Я пришел в такое замешательство от его речей, что у меня снова закралось подозрение: не явился ли он по поручению товарищей? Слова его слегка напоминали наставления моего отца. Главным аргументом отца было: в жизни можно преуспеть только с помощью связей; что касается студенческой корпорации, то надо использовать ее для того, чтобы эти связи завести.
— Они подослали тебя, чтобы ты вел со мной переговоры? — спросил я с раздражением.
И тут же заметил, что вопрос мой застал Шнайдера врасплох. Но он немедленно взял себя в руки. Мое замечание он опять воспринял как знак того, что я не желаю разговаривать; мы вернулись к исходной точке.
— Ну что ж, понижаю, ты не хочешь рассказывать.
С этими словами он уже собрался было уйти.
— Нет, нет, обожди! — воскликнул я, пристыженный. — Все это не так просто. Мне необходимо подумать.
— Подумать? — повторил он, словно попытка добраться до сути стала для него еще безнадежней.
Голос его в ту секунду, когда он произнес это слово, до сих пор звучит у меня в ушах. И еще сегодня я отчетливо вижу: Шнайдер сидит напротив меня на диванчике и ждет результата моих раздумий.
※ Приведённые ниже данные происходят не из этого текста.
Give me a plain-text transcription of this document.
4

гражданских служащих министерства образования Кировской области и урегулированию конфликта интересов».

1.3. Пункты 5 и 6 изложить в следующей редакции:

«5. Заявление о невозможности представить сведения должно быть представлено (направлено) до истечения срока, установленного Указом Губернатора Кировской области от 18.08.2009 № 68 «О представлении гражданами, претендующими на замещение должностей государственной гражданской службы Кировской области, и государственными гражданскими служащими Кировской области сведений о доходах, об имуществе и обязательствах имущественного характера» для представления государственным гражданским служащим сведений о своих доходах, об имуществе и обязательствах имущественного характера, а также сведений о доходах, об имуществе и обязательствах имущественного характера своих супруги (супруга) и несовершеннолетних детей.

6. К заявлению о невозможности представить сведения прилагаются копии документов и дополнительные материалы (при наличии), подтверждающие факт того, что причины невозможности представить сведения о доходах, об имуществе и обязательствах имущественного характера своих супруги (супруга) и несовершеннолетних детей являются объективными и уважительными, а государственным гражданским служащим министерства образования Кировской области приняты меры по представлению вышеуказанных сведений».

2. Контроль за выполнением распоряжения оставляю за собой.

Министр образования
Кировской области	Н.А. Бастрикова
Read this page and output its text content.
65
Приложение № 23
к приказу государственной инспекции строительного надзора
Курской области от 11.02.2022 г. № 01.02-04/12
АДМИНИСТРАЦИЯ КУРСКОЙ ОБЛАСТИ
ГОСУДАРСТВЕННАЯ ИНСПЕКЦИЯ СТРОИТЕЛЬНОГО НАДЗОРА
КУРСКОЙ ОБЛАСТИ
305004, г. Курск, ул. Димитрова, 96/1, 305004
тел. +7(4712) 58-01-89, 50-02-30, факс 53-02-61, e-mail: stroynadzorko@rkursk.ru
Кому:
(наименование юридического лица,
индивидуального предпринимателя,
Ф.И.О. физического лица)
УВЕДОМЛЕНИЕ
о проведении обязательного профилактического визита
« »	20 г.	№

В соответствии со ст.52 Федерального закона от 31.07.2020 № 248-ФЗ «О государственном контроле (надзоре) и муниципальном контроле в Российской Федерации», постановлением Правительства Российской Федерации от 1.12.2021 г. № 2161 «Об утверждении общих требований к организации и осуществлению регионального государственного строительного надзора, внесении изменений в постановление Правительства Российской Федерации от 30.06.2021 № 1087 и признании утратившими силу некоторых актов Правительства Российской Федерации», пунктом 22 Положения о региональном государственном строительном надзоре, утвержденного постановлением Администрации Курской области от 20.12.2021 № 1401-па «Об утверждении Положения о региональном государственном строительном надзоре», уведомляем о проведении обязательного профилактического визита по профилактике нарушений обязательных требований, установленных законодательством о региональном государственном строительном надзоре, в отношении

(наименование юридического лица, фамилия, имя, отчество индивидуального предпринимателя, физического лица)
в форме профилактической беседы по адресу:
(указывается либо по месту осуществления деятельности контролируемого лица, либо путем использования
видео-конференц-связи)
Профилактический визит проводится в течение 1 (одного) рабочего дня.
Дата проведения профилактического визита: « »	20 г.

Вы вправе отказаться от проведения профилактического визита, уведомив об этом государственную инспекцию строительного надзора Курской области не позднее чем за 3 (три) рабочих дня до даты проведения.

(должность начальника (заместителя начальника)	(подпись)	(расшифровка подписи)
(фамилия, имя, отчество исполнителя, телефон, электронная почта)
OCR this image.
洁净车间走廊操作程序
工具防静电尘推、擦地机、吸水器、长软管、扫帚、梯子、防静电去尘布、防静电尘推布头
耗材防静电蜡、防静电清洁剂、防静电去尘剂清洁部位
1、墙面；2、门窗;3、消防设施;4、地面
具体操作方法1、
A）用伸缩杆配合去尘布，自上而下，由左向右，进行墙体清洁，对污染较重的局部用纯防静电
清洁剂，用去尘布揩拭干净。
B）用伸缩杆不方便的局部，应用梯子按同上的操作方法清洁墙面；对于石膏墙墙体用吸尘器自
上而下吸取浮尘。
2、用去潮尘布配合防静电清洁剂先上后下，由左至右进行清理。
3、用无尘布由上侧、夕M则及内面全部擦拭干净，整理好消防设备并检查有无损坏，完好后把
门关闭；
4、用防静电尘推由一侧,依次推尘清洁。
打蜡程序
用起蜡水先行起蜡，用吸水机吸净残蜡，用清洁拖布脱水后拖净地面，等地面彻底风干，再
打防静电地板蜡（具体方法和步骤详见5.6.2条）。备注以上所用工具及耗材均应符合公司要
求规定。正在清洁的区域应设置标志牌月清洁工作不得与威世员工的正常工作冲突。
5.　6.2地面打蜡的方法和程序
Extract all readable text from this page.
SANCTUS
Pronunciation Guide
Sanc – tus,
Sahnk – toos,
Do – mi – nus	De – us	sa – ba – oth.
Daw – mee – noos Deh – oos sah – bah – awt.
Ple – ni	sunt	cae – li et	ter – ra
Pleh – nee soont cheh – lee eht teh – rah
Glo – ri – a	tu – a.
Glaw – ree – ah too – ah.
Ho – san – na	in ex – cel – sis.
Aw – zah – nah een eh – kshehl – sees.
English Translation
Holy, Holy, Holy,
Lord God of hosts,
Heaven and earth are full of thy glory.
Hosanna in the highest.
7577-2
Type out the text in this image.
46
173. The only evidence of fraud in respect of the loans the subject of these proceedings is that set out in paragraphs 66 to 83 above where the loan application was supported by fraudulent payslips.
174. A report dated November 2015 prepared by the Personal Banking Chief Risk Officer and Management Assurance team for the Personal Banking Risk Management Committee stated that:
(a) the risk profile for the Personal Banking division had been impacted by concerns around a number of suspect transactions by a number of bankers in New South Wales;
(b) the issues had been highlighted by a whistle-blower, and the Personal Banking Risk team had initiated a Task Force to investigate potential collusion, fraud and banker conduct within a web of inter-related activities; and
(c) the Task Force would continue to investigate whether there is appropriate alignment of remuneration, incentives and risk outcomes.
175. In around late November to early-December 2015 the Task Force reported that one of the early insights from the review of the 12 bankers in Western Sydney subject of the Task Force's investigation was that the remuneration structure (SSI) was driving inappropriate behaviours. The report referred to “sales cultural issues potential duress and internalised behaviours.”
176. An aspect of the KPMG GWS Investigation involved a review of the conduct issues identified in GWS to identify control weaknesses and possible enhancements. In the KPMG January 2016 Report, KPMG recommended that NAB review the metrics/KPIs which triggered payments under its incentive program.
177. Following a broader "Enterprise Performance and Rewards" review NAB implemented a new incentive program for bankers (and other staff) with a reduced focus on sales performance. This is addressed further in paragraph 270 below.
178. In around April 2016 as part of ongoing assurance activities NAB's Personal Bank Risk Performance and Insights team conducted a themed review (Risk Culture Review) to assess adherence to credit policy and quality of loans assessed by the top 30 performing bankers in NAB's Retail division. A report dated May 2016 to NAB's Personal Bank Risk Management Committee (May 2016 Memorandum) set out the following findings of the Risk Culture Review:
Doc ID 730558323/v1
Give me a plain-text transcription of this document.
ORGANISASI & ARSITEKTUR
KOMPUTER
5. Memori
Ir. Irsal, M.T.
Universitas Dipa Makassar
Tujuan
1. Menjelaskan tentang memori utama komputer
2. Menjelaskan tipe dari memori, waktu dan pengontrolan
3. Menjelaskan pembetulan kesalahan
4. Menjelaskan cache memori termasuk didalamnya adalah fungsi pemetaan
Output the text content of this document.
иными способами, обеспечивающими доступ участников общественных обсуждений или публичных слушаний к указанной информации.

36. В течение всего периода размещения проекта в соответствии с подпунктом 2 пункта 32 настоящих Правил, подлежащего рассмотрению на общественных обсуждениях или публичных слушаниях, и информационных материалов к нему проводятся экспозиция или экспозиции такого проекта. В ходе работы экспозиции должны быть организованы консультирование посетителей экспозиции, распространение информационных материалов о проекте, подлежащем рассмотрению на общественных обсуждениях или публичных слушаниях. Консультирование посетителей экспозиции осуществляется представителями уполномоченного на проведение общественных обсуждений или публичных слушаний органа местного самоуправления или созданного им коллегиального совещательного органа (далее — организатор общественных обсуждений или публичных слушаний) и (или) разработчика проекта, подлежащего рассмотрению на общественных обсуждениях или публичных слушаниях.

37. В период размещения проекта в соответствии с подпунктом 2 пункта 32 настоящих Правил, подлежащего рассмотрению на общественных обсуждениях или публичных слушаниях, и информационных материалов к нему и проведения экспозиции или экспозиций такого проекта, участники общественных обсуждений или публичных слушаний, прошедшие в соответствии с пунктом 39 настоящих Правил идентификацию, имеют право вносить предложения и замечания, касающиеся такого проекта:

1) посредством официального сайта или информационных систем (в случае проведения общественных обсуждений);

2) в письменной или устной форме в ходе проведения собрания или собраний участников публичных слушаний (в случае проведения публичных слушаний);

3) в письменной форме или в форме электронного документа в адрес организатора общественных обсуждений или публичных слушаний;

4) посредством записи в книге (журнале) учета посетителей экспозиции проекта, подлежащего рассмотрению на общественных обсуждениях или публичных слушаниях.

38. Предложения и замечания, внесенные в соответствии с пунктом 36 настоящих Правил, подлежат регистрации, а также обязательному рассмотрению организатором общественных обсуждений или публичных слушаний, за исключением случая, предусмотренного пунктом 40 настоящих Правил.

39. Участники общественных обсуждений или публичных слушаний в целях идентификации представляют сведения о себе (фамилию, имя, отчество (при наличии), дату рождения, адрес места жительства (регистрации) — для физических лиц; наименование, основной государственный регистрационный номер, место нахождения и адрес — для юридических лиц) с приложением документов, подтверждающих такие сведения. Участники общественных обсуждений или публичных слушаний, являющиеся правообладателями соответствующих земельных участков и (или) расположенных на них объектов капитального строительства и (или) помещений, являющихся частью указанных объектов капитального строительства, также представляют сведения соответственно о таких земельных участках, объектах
Ждет не шевелясь, терпеливо, покорно. Казалось, он просидит так же терпеливо всю ночь, если я всю ночь буду обдумывать его вопрос.
Да, тогда я дал маху. Ни разу мне не пришла в голову мысль, что в моей комнате находится молодой человек, который и впрямь просит помощи; просто он забыл, как это делается. Мое оправдание лишь в том, что мне был в ту пору двадцать один годик и я считал Шнайдера намного выше себя. Но если бы он в самом деле покинул меня в ту минуту и покончил бы с собой, то виноват был бы я. И разве можно полностью отрицать, что механизм саморегуляции не является одним из способов самоубийства?
Вот в чем причина того, что та ночь стала для меня незабываемой.
Итак, я сделал вид, будто о чем-то думаю, хотя думать было решительно не о чем. Не помню, сколько времени я просидел в такой малопочтенной позе.
— У тебя обо мне совершенно превратное представление, — сказал я наконец, ибо почувствовал, что тянуть дольше уже нельзя, — как раз два предыдущих года ты видел меня правильно, а сейчас… Нет, все не так, как тебе кажется.
— Что не так?
Как мне ему объяснить? Сказать, что у меня не было ни малейшего желания обманывать товарищей? Что я и правда был предан корпорации? И что сам свято верил в эту свою преданность? Верил и громким фразам заявления о выходе? Но теперь я уж вовсе не верил в это. Считал себя пошлым жуликом. Глупцом. Болтуном. Я восхищался логически ясным складом ума моего гостя, мне стало стыдно за себя. А он восхищался мною. Смешно. Но для нас это было глубоко серьезно.
— Ну и пусть я плыл по течению, — вырвалось у меня, так как вдруг я пришел в ярость.
К несчастью, это было его собственное выражение, которое он употребил совсем недавно. Наверно, Шнайдер опять решит, что я хочу прекратить разговор. А мою явную беспомощность сочтет игрой.